St. Brigid of Kildare (451-523)

Most of what we know of St. Brigid is shrouded in myth and legend.  Nothing was written about her until more than one hundred years after her death.  Perhaps more important than who she was is who she became: a symbol and embodiment of what we now call “Celtic Christianity.”  After her contemporary, St. Patrick, St. Brigid remains the most beloved saint in Ireland.

Brigid was raised by her father, a Druid chief.  After embracing Christianity Brigid went on to establish the only known double or coed monastery in Ireland, the site of which may have been a former Druid worship space.  It was among the oaks and had a sacred fire, which Brigid maintained.  Kildare literally means “Church of the Oaks.”  The Druids recognized the divine in the oaks’ deep roots in the earth and tall branches reaching to the sky, a reminder to unite, rather than divide, heaven and earth.  The Druid awareness of the divine in all things would come to characterize Celtic spirituality.

Brigid had the ecclesiastical authority of an abbess, which in a land marked by monasteries, virtually that of a bishop.  Legend has it that the bishop accidentally ordained Brigid a bishop.  In a land marked by monasteries, Brigid’s ecclesiastical authority as abbess would be like that of a bishop.

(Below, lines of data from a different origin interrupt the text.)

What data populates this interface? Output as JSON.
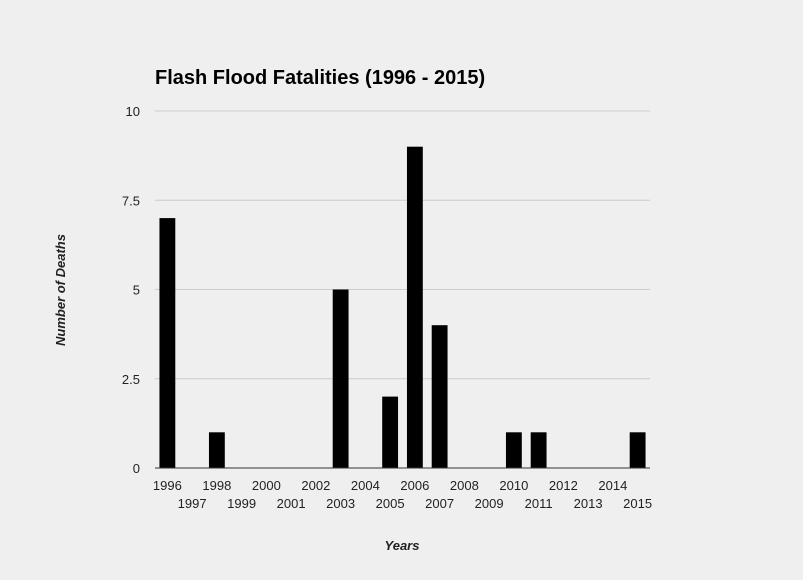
{
  "chart_data": {
    "type": "bar",
    "title": "Flash Flood Fatalities (1996 - 2015)",
    "xlabel": "Years",
    "ylabel": "Number of Deaths",
    "categories": [
      "1996",
      "1997",
      "1998",
      "1999",
      "2000",
      "2001",
      "2002",
      "2003",
      "2004",
      "2005",
      "2006",
      "2007",
      "2008",
      "2009",
      "2010",
      "2011",
      "2012",
      "2013",
      "2014",
      "2015"
    ],
    "values": [
      7,
      0,
      1,
      0,
      0,
      0,
      0,
      5,
      0,
      2,
      9,
      4,
      0,
      0,
      1,
      1,
      0,
      0,
      0,
      1
    ],
    "ylim": [
      0,
      10
    ],
    "yticks": [
      0,
      2.5,
      5,
      7.5,
      10
    ],
    "ytick_labels": [
      "0",
      "2.5",
      "5",
      "7.5",
      "10"
    ],
    "grid": true,
    "legend": "none",
    "bar_color": "#000000"
  }
}
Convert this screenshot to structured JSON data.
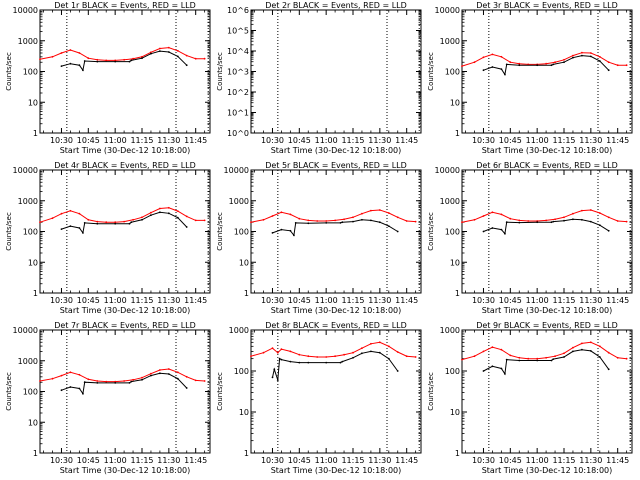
{
  "chart_data": [
    {
      "type": "line",
      "title": "Det 1r BLACK = Events, RED = LLD",
      "xlabel": "Start Time (30-Dec-12 10:18:00)",
      "ylabel": "Counts/sec",
      "yscale": "log",
      "ylim": [
        1,
        10000
      ],
      "yticks": [
        "1",
        "10",
        "100",
        "1000",
        "10000"
      ],
      "xlim": [
        "10:18",
        "11:53"
      ],
      "xticks": [
        "10:30",
        "10:45",
        "11:00",
        "11:15",
        "11:30",
        "11:45"
      ],
      "vlines": [
        "10:33",
        "11:34",
        "11:52"
      ],
      "series": [
        {
          "color": "#ff0000",
          "x": [
            "10:18",
            "10:25",
            "10:30",
            "10:35",
            "10:40",
            "10:45",
            "10:50",
            "10:55",
            "11:00",
            "11:05",
            "11:10",
            "11:15",
            "11:20",
            "11:25",
            "11:30",
            "11:35",
            "11:40",
            "11:45",
            "11:50"
          ],
          "values": [
            250,
            300,
            400,
            500,
            400,
            270,
            240,
            230,
            230,
            240,
            260,
            300,
            420,
            560,
            600,
            470,
            330,
            260,
            260
          ]
        },
        {
          "color": "#000000",
          "x": [
            "10:30",
            "10:35",
            "10:40",
            "10:42",
            "10:43",
            "10:50",
            "11:00",
            "11:08",
            "11:09",
            "11:15",
            "11:20",
            "11:25",
            "11:30",
            "11:35",
            "11:40"
          ],
          "values": [
            150,
            180,
            160,
            110,
            220,
            210,
            210,
            210,
            230,
            270,
            380,
            460,
            430,
            310,
            160
          ]
        }
      ]
    },
    {
      "type": "line",
      "title": "Det 2r BLACK = Events, RED = LLD",
      "xlabel": "Start Time (30-Dec-12 10:18:00)",
      "ylabel": "Counts/sec",
      "yscale": "log",
      "ylim": [
        1,
        1000000
      ],
      "yticks": [
        "10^0",
        "10^1",
        "10^2",
        "10^3",
        "10^4",
        "10^5",
        "10^6"
      ],
      "xlim": [
        "10:18",
        "11:53"
      ],
      "xticks": [
        "10:30",
        "10:45",
        "11:00",
        "11:15",
        "11:30",
        "11:45"
      ],
      "vlines": [
        "10:33",
        "11:34",
        "11:52"
      ],
      "series": []
    },
    {
      "type": "line",
      "title": "Det 3r BLACK = Events, RED = LLD",
      "xlabel": "Start Time (30-Dec-12 10:18:00)",
      "ylabel": "Counts/sec",
      "yscale": "log",
      "ylim": [
        1,
        10000
      ],
      "yticks": [
        "1",
        "10",
        "100",
        "1000",
        "10000"
      ],
      "xlim": [
        "10:18",
        "11:53"
      ],
      "xticks": [
        "10:30",
        "10:45",
        "11:00",
        "11:15",
        "11:30",
        "11:45"
      ],
      "vlines": [
        "10:33",
        "11:34",
        "11:52"
      ],
      "series": [
        {
          "color": "#ff0000",
          "x": [
            "10:18",
            "10:25",
            "10:30",
            "10:35",
            "10:40",
            "10:45",
            "10:50",
            "10:55",
            "11:00",
            "11:05",
            "11:10",
            "11:15",
            "11:20",
            "11:25",
            "11:30",
            "11:35",
            "11:40",
            "11:45",
            "11:50"
          ],
          "values": [
            150,
            200,
            290,
            360,
            300,
            200,
            180,
            170,
            170,
            180,
            200,
            240,
            330,
            410,
            400,
            300,
            200,
            160,
            160
          ]
        },
        {
          "color": "#000000",
          "x": [
            "10:30",
            "10:35",
            "10:40",
            "10:42",
            "10:43",
            "10:50",
            "11:00",
            "11:08",
            "11:09",
            "11:15",
            "11:20",
            "11:25",
            "11:30",
            "11:35",
            "11:40"
          ],
          "values": [
            110,
            140,
            120,
            80,
            170,
            160,
            160,
            160,
            170,
            200,
            280,
            330,
            310,
            220,
            110
          ]
        }
      ]
    },
    {
      "type": "line",
      "title": "Det 4r BLACK = Events, RED = LLD",
      "xlabel": "Start Time (30-Dec-12 10:18:00)",
      "ylabel": "Counts/sec",
      "yscale": "log",
      "ylim": [
        1,
        10000
      ],
      "yticks": [
        "1",
        "10",
        "100",
        "1000",
        "10000"
      ],
      "xlim": [
        "10:18",
        "11:53"
      ],
      "xticks": [
        "10:30",
        "10:45",
        "11:00",
        "11:15",
        "11:30",
        "11:45"
      ],
      "vlines": [
        "10:33",
        "11:34",
        "11:52"
      ],
      "series": [
        {
          "color": "#ff0000",
          "x": [
            "10:18",
            "10:25",
            "10:30",
            "10:35",
            "10:40",
            "10:45",
            "10:50",
            "10:55",
            "11:00",
            "11:05",
            "11:10",
            "11:15",
            "11:20",
            "11:25",
            "11:30",
            "11:35",
            "11:40",
            "11:45",
            "11:50"
          ],
          "values": [
            200,
            270,
            380,
            470,
            380,
            240,
            210,
            200,
            200,
            210,
            240,
            290,
            410,
            560,
            590,
            460,
            310,
            230,
            230
          ]
        },
        {
          "color": "#000000",
          "x": [
            "10:30",
            "10:35",
            "10:40",
            "10:42",
            "10:43",
            "10:50",
            "11:00",
            "11:08",
            "11:09",
            "11:15",
            "11:20",
            "11:25",
            "11:30",
            "11:35",
            "11:40"
          ],
          "values": [
            120,
            150,
            130,
            90,
            190,
            180,
            180,
            180,
            200,
            240,
            340,
            420,
            390,
            280,
            140
          ]
        }
      ]
    },
    {
      "type": "line",
      "title": "Det 5r BLACK = Events, RED = LLD",
      "xlabel": "Start Time (30-Dec-12 10:18:00)",
      "ylabel": "Counts/sec",
      "yscale": "log",
      "ylim": [
        1,
        10000
      ],
      "yticks": [
        "1",
        "10",
        "100",
        "1000",
        "10000"
      ],
      "xlim": [
        "10:18",
        "11:53"
      ],
      "xticks": [
        "10:30",
        "10:45",
        "11:00",
        "11:15",
        "11:30",
        "11:45"
      ],
      "vlines": [
        "10:33",
        "11:34",
        "11:52"
      ],
      "series": [
        {
          "color": "#ff0000",
          "x": [
            "10:18",
            "10:25",
            "10:30",
            "10:35",
            "10:40",
            "10:45",
            "10:50",
            "10:55",
            "11:00",
            "11:05",
            "11:10",
            "11:15",
            "11:20",
            "11:25",
            "11:30",
            "11:35",
            "11:40",
            "11:45",
            "11:50"
          ],
          "values": [
            200,
            240,
            320,
            420,
            360,
            260,
            230,
            220,
            220,
            230,
            250,
            290,
            380,
            480,
            500,
            400,
            290,
            220,
            210
          ]
        },
        {
          "color": "#000000",
          "x": [
            "10:30",
            "10:35",
            "10:40",
            "10:42",
            "10:43",
            "10:50",
            "11:00",
            "11:08",
            "11:09",
            "11:15",
            "11:20",
            "11:25",
            "11:30",
            "11:35",
            "11:40"
          ],
          "values": [
            90,
            115,
            105,
            75,
            190,
            185,
            190,
            190,
            200,
            210,
            240,
            230,
            200,
            150,
            100
          ]
        }
      ]
    },
    {
      "type": "line",
      "title": "Det 6r BLACK = Events, RED = LLD",
      "xlabel": "Start Time (30-Dec-12 10:18:00)",
      "ylabel": "Counts/sec",
      "yscale": "log",
      "ylim": [
        1,
        10000
      ],
      "yticks": [
        "1",
        "10",
        "100",
        "1000",
        "10000"
      ],
      "xlim": [
        "10:18",
        "11:53"
      ],
      "xticks": [
        "10:30",
        "10:45",
        "11:00",
        "11:15",
        "11:30",
        "11:45"
      ],
      "vlines": [
        "10:33",
        "11:34",
        "11:52"
      ],
      "series": [
        {
          "color": "#ff0000",
          "x": [
            "10:18",
            "10:25",
            "10:30",
            "10:35",
            "10:40",
            "10:45",
            "10:50",
            "10:55",
            "11:00",
            "11:05",
            "11:10",
            "11:15",
            "11:20",
            "11:25",
            "11:30",
            "11:35",
            "11:40",
            "11:45",
            "11:50"
          ],
          "values": [
            200,
            240,
            320,
            420,
            360,
            260,
            230,
            220,
            220,
            230,
            250,
            290,
            380,
            480,
            500,
            400,
            290,
            220,
            210
          ]
        },
        {
          "color": "#000000",
          "x": [
            "10:30",
            "10:35",
            "10:40",
            "10:42",
            "10:43",
            "10:50",
            "11:00",
            "11:08",
            "11:09",
            "11:15",
            "11:20",
            "11:25",
            "11:30",
            "11:35",
            "11:40"
          ],
          "values": [
            100,
            130,
            115,
            85,
            200,
            195,
            200,
            200,
            210,
            225,
            250,
            240,
            210,
            160,
            105
          ]
        }
      ]
    },
    {
      "type": "line",
      "title": "Det 7r BLACK = Events, RED = LLD",
      "xlabel": "Start Time (30-Dec-12 10:18:00)",
      "ylabel": "Counts/sec",
      "yscale": "log",
      "ylim": [
        1,
        10000
      ],
      "yticks": [
        "1",
        "10",
        "100",
        "1000",
        "10000"
      ],
      "xlim": [
        "10:18",
        "11:53"
      ],
      "xticks": [
        "10:30",
        "10:45",
        "11:00",
        "11:15",
        "11:30",
        "11:45"
      ],
      "vlines": [
        "10:33",
        "11:34",
        "11:52"
      ],
      "series": [
        {
          "color": "#ff0000",
          "x": [
            "10:18",
            "10:25",
            "10:30",
            "10:35",
            "10:40",
            "10:45",
            "10:50",
            "10:55",
            "11:00",
            "11:05",
            "11:10",
            "11:15",
            "11:20",
            "11:25",
            "11:30",
            "11:35",
            "11:40",
            "11:45",
            "11:50"
          ],
          "values": [
            220,
            260,
            330,
            420,
            350,
            250,
            220,
            210,
            210,
            220,
            240,
            280,
            380,
            500,
            540,
            420,
            300,
            230,
            220
          ]
        },
        {
          "color": "#000000",
          "x": [
            "10:30",
            "10:35",
            "10:40",
            "10:42",
            "10:43",
            "10:50",
            "11:00",
            "11:08",
            "11:09",
            "11:15",
            "11:20",
            "11:25",
            "11:30",
            "11:35",
            "11:40"
          ],
          "values": [
            110,
            140,
            125,
            85,
            200,
            190,
            190,
            190,
            210,
            240,
            330,
            390,
            370,
            260,
            130
          ]
        }
      ]
    },
    {
      "type": "line",
      "title": "Det 8r BLACK = Events, RED = LLD",
      "xlabel": "Start Time (30-Dec-12 10:18:00)",
      "ylabel": "Counts/sec",
      "yscale": "log",
      "ylim": [
        1,
        1000
      ],
      "yticks": [
        "1",
        "10",
        "100",
        "1000"
      ],
      "xlim": [
        "10:18",
        "11:53"
      ],
      "xticks": [
        "10:30",
        "10:45",
        "11:00",
        "11:15",
        "11:30",
        "11:45"
      ],
      "vlines": [
        "10:33",
        "11:34",
        "11:52"
      ],
      "series": [
        {
          "color": "#ff0000",
          "x": [
            "10:18",
            "10:25",
            "10:30",
            "10:33",
            "10:35",
            "10:40",
            "10:45",
            "10:50",
            "10:55",
            "11:00",
            "11:05",
            "11:10",
            "11:15",
            "11:20",
            "11:25",
            "11:30",
            "11:35",
            "11:40",
            "11:45",
            "11:50"
          ],
          "values": [
            230,
            280,
            360,
            280,
            340,
            300,
            250,
            230,
            220,
            220,
            230,
            250,
            280,
            360,
            460,
            500,
            400,
            290,
            230,
            220
          ]
        },
        {
          "color": "#000000",
          "x": [
            "10:30",
            "10:31",
            "10:33",
            "10:34",
            "10:35",
            "10:40",
            "10:45",
            "10:50",
            "11:00",
            "11:08",
            "11:09",
            "11:15",
            "11:20",
            "11:25",
            "11:30",
            "11:35",
            "11:40"
          ],
          "values": [
            70,
            110,
            60,
            200,
            190,
            170,
            160,
            160,
            160,
            160,
            170,
            210,
            270,
            300,
            280,
            200,
            100
          ]
        }
      ]
    },
    {
      "type": "line",
      "title": "Det 9r BLACK = Events, RED = LLD",
      "xlabel": "Start Time (30-Dec-12 10:18:00)",
      "ylabel": "Counts/sec",
      "yscale": "log",
      "ylim": [
        1,
        1000
      ],
      "yticks": [
        "1",
        "10",
        "100",
        "1000"
      ],
      "xlim": [
        "10:18",
        "11:53"
      ],
      "xticks": [
        "10:30",
        "10:45",
        "11:00",
        "11:15",
        "11:30",
        "11:45"
      ],
      "vlines": [
        "10:33",
        "11:34",
        "11:52"
      ],
      "series": [
        {
          "color": "#ff0000",
          "x": [
            "10:18",
            "10:25",
            "10:30",
            "10:35",
            "10:40",
            "10:45",
            "10:50",
            "10:55",
            "11:00",
            "11:05",
            "11:10",
            "11:15",
            "11:20",
            "11:25",
            "11:30",
            "11:35",
            "11:40",
            "11:45",
            "11:50"
          ],
          "values": [
            190,
            230,
            300,
            380,
            330,
            240,
            210,
            200,
            200,
            210,
            230,
            270,
            370,
            470,
            500,
            400,
            280,
            210,
            200
          ]
        },
        {
          "color": "#000000",
          "x": [
            "10:30",
            "10:35",
            "10:40",
            "10:42",
            "10:43",
            "10:50",
            "11:00",
            "11:08",
            "11:09",
            "11:15",
            "11:20",
            "11:25",
            "11:30",
            "11:35",
            "11:40"
          ],
          "values": [
            100,
            130,
            115,
            85,
            190,
            180,
            180,
            180,
            195,
            220,
            300,
            330,
            310,
            220,
            110
          ]
        }
      ]
    }
  ]
}
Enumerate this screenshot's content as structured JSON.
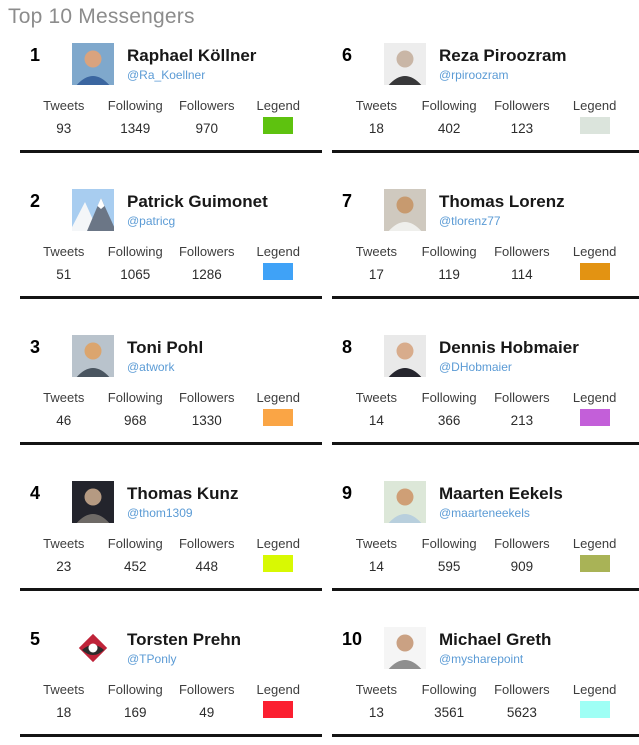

The most popular legend of Brigid is that she was the barmaid at the inn at Bethlehem.  There was neither room, food nor drink to share.  A couple knocks at the door; Brigid notices the young girl is pregnant.  Despite being instructed to turn them away but, she shares a last remaining cup of water and a small loaf of bread.  She returns to the kitchen to find that both are mysteriously replaced.  Looking out the window, Brigid notices a bright light coming from the stable.  She rushes out, kneels, and midwives the Christ child!  With this story, Brigid became known as “Mary of the Gaels.” Celtic Christianity calls all to be midwives of Christ in the world.

Brigid’s remains are said to have been re-interred, at the time of the Danish invasions of the ninth century, with those of Patrick at Downpatrick.  At Kildare a small monastery was built on the foundations of her original monastery with its fire shrine.

Brigid (“shining light”), also known as Bride, is popular in England, Scotland and Wales (under her Gaelic name Ffraid), where many churches are named after her.  A most popular one, designed by Christopher Wren, is on Fleet Street in London.  In the United States we are one of four Episcopal churches dedicated to her; the others are in Colorado, Oregon, and California.

St. Brigid’s feast day, February 1st, a day between the winter and spring solstice, was long held sacred as Imbole, the Celtic festival of spring.